Seven Dwarves might actually win my award for best foreign show on a local channel. It's a seven-part, seven-dwarf series from Britain, following a troupe of dwarf actors as they rehearse and take part in a pantomime production of Snow White and the Seven Dwarfs in the wilds of Woking.
Adding a hint of Big Brother to proceedings, the seven dwarves are sharing a house. Two of them - Grumpy and Blusher (a lady dwarf) - are in a relationship. At least one dwarf is gay, at least one is upper middle class. It's a bit like a pint-sized modernised Canterbury Tales, with each episode concentrating on a character at a time.
Last week's first episode told Max's Tale - Max being Max Laird, golf-playing Surrey-born son of a full-sized businessman and twin of a full-sized sister.
Max is a 31-year-old who happens to stand 1.27m. He's a punchy, forthright type - several sizes larger than life.
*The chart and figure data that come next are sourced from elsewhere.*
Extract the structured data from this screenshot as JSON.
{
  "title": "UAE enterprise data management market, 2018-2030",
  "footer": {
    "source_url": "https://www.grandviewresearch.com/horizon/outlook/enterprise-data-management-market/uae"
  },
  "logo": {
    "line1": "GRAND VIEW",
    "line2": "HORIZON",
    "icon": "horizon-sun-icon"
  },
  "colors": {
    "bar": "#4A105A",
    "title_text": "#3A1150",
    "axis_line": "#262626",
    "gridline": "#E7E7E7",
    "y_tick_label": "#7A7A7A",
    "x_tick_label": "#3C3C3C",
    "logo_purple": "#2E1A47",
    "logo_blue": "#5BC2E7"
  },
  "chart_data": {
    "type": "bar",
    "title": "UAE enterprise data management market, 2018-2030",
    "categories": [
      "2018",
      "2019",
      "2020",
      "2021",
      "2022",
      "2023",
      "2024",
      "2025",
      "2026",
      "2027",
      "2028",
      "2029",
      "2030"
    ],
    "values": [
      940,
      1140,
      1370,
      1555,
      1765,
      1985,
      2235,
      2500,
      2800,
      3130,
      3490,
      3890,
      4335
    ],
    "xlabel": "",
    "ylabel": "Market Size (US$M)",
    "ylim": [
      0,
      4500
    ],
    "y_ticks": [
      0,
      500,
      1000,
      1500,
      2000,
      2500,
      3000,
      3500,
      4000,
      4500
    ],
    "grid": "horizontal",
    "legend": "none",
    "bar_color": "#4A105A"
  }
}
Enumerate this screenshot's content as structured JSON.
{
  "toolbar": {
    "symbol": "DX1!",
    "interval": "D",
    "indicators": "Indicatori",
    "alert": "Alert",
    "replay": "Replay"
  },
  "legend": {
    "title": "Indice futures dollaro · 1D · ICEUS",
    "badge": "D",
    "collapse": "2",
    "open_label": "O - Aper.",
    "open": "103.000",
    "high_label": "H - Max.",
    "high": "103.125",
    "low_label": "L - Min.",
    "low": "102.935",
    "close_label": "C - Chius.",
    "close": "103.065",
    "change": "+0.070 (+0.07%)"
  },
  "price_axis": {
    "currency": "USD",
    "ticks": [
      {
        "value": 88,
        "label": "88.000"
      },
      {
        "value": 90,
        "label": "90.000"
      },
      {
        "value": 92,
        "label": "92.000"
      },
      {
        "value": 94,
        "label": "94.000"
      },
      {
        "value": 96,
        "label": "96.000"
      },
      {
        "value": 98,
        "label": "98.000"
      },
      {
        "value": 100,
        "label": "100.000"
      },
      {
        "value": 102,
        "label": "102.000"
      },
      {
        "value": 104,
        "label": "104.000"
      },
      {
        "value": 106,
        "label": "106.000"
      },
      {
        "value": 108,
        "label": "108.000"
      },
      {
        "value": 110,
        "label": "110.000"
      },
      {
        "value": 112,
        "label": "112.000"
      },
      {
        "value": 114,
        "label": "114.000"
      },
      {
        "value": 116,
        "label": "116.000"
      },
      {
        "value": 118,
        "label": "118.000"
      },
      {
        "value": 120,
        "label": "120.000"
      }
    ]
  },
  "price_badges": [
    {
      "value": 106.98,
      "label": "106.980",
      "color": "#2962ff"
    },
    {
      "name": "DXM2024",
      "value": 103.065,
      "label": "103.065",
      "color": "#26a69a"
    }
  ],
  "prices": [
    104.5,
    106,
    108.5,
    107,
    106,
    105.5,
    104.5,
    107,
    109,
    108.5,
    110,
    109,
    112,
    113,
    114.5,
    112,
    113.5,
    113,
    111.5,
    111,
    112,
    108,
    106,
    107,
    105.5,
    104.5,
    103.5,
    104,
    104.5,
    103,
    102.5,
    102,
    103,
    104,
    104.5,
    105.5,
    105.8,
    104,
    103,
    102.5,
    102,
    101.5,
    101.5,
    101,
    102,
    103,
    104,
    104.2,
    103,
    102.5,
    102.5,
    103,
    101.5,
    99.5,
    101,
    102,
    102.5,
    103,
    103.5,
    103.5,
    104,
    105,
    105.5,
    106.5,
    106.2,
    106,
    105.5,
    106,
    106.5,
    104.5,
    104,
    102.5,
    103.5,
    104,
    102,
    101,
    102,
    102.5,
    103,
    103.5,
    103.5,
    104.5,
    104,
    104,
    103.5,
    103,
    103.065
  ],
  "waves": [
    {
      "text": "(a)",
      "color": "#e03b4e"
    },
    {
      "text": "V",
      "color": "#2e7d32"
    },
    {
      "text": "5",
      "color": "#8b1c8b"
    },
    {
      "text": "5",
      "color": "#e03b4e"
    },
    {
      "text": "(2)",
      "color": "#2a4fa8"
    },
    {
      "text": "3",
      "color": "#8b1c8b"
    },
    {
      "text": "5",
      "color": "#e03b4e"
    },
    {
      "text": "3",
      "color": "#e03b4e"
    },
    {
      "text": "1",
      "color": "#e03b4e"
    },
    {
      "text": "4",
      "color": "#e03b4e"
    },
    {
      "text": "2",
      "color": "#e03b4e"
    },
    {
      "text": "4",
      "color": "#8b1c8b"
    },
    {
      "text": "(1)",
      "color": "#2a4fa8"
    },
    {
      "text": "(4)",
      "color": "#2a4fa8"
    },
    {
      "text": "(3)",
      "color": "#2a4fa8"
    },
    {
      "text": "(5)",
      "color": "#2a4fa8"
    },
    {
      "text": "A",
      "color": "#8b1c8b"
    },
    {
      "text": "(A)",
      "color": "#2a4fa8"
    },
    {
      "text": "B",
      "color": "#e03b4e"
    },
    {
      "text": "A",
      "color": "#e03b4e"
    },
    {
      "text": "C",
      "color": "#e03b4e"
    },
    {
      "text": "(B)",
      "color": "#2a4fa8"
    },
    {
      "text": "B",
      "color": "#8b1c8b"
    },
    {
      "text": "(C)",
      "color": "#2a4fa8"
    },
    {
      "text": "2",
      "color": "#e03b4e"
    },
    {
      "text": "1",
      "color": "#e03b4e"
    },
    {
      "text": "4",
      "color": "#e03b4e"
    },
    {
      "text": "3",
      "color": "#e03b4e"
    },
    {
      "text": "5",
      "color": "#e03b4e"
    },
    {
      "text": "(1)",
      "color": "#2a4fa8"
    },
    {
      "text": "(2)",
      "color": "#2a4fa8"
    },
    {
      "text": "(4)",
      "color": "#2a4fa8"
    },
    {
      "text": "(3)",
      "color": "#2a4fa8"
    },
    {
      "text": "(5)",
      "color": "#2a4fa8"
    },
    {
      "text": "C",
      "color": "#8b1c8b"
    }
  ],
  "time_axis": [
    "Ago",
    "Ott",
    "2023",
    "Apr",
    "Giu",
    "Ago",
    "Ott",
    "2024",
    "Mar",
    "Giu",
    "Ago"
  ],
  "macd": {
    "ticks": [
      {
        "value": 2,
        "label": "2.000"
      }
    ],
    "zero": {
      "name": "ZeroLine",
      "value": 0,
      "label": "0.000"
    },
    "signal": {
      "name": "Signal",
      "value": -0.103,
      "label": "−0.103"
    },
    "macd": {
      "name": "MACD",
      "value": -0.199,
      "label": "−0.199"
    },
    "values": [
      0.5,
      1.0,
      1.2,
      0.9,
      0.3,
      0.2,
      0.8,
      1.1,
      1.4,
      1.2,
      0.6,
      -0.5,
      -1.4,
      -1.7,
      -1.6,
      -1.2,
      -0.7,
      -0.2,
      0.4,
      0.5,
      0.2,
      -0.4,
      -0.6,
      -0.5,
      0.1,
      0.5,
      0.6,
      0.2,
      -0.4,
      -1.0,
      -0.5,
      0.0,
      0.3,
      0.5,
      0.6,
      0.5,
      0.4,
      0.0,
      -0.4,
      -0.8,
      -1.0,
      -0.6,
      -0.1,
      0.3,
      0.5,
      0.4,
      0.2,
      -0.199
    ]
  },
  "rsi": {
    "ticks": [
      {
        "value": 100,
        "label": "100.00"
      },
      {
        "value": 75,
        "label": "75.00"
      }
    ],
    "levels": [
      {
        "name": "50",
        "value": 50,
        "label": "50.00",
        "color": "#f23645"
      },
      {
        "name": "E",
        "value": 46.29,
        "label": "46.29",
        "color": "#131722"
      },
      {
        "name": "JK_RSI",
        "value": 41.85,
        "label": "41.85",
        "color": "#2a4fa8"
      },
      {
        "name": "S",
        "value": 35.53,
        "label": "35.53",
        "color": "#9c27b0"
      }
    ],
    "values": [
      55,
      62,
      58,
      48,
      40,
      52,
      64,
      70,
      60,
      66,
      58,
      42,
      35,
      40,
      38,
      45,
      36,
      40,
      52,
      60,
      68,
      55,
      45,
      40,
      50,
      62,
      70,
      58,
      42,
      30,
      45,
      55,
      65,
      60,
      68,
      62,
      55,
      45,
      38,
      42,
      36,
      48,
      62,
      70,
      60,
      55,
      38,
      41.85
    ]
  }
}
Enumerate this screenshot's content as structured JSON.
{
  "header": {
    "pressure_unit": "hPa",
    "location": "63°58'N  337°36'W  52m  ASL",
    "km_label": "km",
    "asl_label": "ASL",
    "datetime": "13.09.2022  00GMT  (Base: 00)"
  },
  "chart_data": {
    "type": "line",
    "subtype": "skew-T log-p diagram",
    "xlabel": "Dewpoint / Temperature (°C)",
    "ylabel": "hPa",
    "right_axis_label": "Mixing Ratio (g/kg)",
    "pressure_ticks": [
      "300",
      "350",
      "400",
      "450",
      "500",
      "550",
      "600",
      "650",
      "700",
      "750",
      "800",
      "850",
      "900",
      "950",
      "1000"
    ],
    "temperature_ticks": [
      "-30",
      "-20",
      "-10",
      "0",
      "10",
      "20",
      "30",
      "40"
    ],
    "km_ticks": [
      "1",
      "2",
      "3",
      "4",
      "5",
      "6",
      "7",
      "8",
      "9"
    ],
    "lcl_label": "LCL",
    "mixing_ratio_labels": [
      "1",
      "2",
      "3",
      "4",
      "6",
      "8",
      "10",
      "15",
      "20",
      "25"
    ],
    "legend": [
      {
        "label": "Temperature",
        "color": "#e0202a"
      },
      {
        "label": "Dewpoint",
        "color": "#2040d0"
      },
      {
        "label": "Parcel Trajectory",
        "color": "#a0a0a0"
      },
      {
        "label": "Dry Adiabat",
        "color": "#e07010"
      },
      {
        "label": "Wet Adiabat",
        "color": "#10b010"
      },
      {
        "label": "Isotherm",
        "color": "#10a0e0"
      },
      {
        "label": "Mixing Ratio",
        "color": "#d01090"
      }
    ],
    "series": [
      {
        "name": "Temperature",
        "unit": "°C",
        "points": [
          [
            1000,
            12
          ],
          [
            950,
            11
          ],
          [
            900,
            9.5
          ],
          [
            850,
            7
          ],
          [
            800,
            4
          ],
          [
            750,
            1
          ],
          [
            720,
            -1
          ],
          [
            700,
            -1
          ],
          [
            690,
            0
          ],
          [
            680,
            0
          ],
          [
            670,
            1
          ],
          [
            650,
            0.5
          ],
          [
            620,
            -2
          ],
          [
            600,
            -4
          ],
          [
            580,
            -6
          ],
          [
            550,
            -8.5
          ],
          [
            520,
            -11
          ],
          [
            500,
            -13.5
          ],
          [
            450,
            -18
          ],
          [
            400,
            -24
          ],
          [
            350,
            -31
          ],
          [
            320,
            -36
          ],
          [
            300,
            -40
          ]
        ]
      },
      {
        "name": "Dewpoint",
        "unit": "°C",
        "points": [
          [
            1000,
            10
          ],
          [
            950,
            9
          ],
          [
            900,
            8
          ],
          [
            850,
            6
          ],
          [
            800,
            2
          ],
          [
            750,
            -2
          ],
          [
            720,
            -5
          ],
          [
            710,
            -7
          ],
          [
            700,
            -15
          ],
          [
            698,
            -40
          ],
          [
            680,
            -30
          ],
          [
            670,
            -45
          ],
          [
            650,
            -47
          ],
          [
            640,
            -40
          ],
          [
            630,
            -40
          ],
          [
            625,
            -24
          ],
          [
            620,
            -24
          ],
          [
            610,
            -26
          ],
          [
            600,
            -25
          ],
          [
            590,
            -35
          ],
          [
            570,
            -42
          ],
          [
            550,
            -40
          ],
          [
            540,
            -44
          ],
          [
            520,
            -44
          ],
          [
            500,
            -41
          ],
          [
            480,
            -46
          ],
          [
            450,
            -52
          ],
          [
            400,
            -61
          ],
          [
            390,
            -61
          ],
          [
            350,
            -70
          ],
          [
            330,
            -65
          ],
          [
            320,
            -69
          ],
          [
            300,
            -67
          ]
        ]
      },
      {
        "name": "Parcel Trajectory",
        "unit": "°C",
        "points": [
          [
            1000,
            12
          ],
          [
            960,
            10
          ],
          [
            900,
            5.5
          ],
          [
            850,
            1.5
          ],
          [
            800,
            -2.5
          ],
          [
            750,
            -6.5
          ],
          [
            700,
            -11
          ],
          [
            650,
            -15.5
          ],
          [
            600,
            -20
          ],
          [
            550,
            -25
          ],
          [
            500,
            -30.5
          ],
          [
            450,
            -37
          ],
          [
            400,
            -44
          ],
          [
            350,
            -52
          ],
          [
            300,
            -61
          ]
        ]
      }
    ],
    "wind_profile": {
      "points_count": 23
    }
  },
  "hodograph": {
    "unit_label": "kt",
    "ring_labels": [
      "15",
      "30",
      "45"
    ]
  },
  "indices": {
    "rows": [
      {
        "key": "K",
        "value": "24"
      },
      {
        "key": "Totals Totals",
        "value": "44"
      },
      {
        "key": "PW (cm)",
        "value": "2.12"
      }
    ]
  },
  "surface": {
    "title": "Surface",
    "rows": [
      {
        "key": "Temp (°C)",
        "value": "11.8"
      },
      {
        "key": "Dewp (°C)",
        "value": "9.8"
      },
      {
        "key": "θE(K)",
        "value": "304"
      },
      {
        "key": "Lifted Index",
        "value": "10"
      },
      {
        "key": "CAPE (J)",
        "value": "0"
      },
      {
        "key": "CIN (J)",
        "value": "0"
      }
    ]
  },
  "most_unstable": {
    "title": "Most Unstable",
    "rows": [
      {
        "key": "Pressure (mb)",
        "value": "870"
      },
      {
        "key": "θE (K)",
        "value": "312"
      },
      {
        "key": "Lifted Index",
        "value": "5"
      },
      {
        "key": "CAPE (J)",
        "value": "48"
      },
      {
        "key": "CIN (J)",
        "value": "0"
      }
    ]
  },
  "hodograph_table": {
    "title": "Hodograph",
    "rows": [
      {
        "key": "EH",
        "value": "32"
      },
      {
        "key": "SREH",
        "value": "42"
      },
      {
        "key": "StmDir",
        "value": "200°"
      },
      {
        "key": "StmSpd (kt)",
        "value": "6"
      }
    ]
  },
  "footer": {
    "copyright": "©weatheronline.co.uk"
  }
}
He wants to be a proper actor and not have to "do the old hi-ho shit" of playing Grumpy in a panto every year.
"We're typecast," he says ruefully. I felt for him. At one point he tells his father he'd recently landed a job for a TV advert, dressing up as a gum protecting the teeth from the germs.
Though things were looking up. He'd been given a role in a proper movie called My Big Fat Gypsy Gangster, playing a compact gangster. His producer was very enthusiastic and a huge and shameless dwarf fan. "I like little people, always have" he said with a big smile. "I used to chase after them and stroke them for luck."
Seven Dwarves is an odd and loveable series, with the personal stuff told against the backdrop of the panto and the living together.
In tonight's episode, we meet Josh, who plays Sniffly in the panto and who comes from a whole family of show business dwarves.
And then there's bespectacled Craig, who plays Prof and is keen on the karaoke. He ended the first episode with a spirited crack at Don't Let the Sun Go Down on Me in a pub full of enchanted drunks.
Television, really, doesn't get much better than this.